Crawford could feel his face stiffen, and he kept his eyes on the caged bird.

“Not,” added McKee after a pause, “of course, that you’d ever consider marrying a onetime prostitute.” Crawford heard her shift on the seat, and then she went on brightly, “Have your wife and the other son come back, ever, since their deaths? Have you seen them again? It would be at night.”

“No,” whispered Crawford.

“Well, they did die on the river, after all, so their ghosts are probably safe in the common crowd that infests the water. Mr. Tilling, you remember how bad the river smelled four years ago? The Great Stink?”

Crawford, still staring at the bird, felt the young man beside him nod jerkily.

“A saturation of ghosts, that was. More the result of cholera than the cause of it! They seem to decay in an organic way, you see, and if the concentration of them is high enough—”

Arnold Tilling lunged half out of his seat and yanked on the cord that rang the bell beside the driver. “I’ve only just,” he babbled, “only just remembered!” He was already gripping the inner door handle as the coach rocked and slowed. “I need to — business at…”—he crouched to peer out the grimy window—“at the Old Bailey this morning. It’s been lovely spending time with—”

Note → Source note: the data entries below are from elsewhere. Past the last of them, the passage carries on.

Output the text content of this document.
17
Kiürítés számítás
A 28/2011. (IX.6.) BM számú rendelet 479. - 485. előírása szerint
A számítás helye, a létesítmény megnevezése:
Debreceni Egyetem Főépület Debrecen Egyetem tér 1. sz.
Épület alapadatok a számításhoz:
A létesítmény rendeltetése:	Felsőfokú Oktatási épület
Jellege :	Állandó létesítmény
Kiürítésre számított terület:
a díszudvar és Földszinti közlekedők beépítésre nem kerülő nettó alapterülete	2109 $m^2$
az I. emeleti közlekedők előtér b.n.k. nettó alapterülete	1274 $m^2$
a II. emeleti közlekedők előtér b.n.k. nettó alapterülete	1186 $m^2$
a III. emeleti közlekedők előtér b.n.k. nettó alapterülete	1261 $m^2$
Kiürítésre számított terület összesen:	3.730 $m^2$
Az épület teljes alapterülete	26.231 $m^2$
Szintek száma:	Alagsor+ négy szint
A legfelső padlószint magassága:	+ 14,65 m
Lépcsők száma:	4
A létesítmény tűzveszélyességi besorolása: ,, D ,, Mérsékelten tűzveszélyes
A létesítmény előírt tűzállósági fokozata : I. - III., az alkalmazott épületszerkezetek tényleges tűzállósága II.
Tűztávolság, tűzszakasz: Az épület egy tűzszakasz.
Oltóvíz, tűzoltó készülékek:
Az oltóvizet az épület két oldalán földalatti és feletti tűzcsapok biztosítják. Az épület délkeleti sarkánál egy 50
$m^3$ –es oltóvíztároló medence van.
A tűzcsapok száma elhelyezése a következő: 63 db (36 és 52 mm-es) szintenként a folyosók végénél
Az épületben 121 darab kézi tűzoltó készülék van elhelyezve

Then he had got the door open and was already leaning out over the pavement. Cold river-scented air whisked through the coach.

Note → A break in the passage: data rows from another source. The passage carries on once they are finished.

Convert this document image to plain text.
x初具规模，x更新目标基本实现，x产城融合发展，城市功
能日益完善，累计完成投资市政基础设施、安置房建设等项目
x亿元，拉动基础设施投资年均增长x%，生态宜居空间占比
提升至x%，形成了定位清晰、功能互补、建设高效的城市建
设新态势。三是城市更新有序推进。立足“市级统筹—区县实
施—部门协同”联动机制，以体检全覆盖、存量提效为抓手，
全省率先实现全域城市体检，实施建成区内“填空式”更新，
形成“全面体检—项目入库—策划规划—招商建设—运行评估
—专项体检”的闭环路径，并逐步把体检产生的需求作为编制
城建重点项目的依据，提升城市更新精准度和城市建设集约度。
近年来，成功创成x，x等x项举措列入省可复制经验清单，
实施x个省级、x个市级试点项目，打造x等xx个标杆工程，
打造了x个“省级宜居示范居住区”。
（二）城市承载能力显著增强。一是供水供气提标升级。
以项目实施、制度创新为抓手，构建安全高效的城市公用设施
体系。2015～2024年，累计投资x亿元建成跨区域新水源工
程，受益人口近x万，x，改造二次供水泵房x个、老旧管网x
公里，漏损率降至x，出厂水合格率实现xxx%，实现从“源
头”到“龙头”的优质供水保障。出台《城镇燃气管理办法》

A front wheel grated against the curb, and Tilling evidently decided that the vehicle had slowed enough for jumping.

When he was gone — perhaps falling, from the clattering sound of it — McKee gripped the door lintel and leaned out, squinting up toward the driver. “Carry on!” she called, and the coach wobbled and lurched forward again.

“Did he,” Crawford asked when she had pulled the door closed and sat down again, “break his leg?”

“Why, do you treat humans too?”

“Never. God looks after them, or claims to.”

“Ultimately, I suppose. Are you and God — at odds?”

“Yes.”

They stared at each other for several seconds, and then Crawford said, “Have you seen your daughter—”

“Our daughter.”

“Our daughter, since her death?”

McKee opened her mouth — then closed it and shook her head, scowling. “I’m sorry,” she said. “I shouldn’t have got — it was unreasonable of me to get angry. I’m glad your wife and younger son are apparently resting in peace. No, I haven’t seen Johanna, since. Most people just die, and stay dead.”

Crawford nodded several times and looked out the window at the Romanesque spire of St. Bride’s. He had to remind himself that all this distressing business really might be true. He had seen what he’d seen, done what he’d done.

“Why have you caught their attentions?” he asked. “I suppose I can see now why the — the thing on the bridge recognized me, but why did it recognize you?”

“Oh, why do you suppose?” He was surprised to see a glint of tears in her eyes a moment before she angrily cuffed them away.

“Girls in that trade,” she went on, “may sometimes unknowingly have congress with adopted human members of that terrible family. Even a … brief connection of that sort looks like trespass to those creatures, suffices to rouse their jealousy.” Crawford glanced at her, but she was avoiding his eyes. “A month or so before you and I … met,” she said, “there was a young man, at an accommodation house in Mayfair. Afterward, he seemed ill at ease, more than the ordinary, and he urged me to enroll at the Magdalen Penitentiary in Highgate; he said the priests and sisters there could help me undo bad connections I’d made. I thought he was just another guilty Christian trying to salve his conscience after the fact, after the act … until I walked outside again.”

She shivered. “Right away, as soon as I was out under the night sky again, there was … webs in the air, and a smell like rainy streets, or broken stone, very strong. Old Carpace had made sure all the girls knew what to do when that happened, and she always made us wear some metal on our shoe soles at night — sometimes pattens, otherwise anything wired on — holed coins, spoons, eyeglasses.”